Tanto took comfort in knowing that he’d told his wife and children how much he loved them during their most recent phone call, less than twenty-four hours earlier. But again he tried to squeeze them out of his thoughts. He knew that it was a vicious cycle. The more Tanto focused on his family, the less he could focus on doing his job well, which was the very thing that would increase his chances of returning to them.
Tanto took off his helmet and poured water over his head, then shook it off like a dog emerging from a stream. He slid from the lawn chair to the rooftop, sitting with his elbows on his knees, his fingers intertwined in front of his face. Tanto checked his pockets for ammo and his knife, to be sure that he was ready for whatever came next. His assault rifle within reach, he made a point of trying to remember everything that had
happened so far, down to the smallest detail. If he made it home, he wanted to be able to tell the story of what occurred this night in Benghazi. And if one of his fellow operators didn’t make it home, Tanto wanted to be able to tell that man’s family how brave he’d been and how much good he’d done.

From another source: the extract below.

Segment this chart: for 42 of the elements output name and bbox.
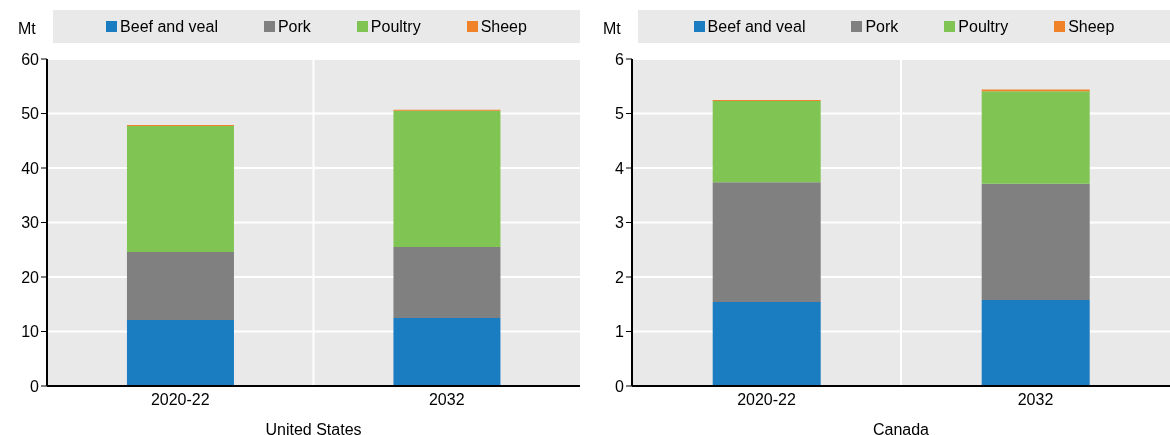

Sitting on the roof, Tanto thought back to the amount of time they’d lost at the beginning of the battle, waiting for the OK to respond to the Compound. His anger at Bob the Annex chief flared.
“Why did he keep telling us to stand down?” Tanto asked rhetorically, then launched into a profanity-laced attack on Bob. He added sarcastically: “He’s probably trying to get 17 Feb to come save us right now, too.”
D.B. felt the same way. He believed that Sean Smith wouldn’t be dead and Chris Stevens wouldn’t be missing, if only they’d rushed to the Compound when they first jocked up.
Tanto called quietly to the DS agent, who’d been sitting on his own on the far side of the roof, watching the area beyond the south wall.
“Hey dude,” Tanto said. “What happened over there?”
“We’re sitting enjoying ourselves,” he told the operators, “about ready to go to bed. We’re smoking hookahs. And then all of a sudden we hear some chanting and guys are at our gate, and all of a sudden all shit goes to hell and they start firing.”
“So you guys had no alert at all?”
“Nope.”
“What did your 17 Feb guys do?”
“Man, they weren’t even around.”
“Where were your Blue Mountain guys?”
“I don’t know where they were, either,” the DS agent said. “We didn’t know, we had no alert. By the time we knew what was going on, they were already on top of us.”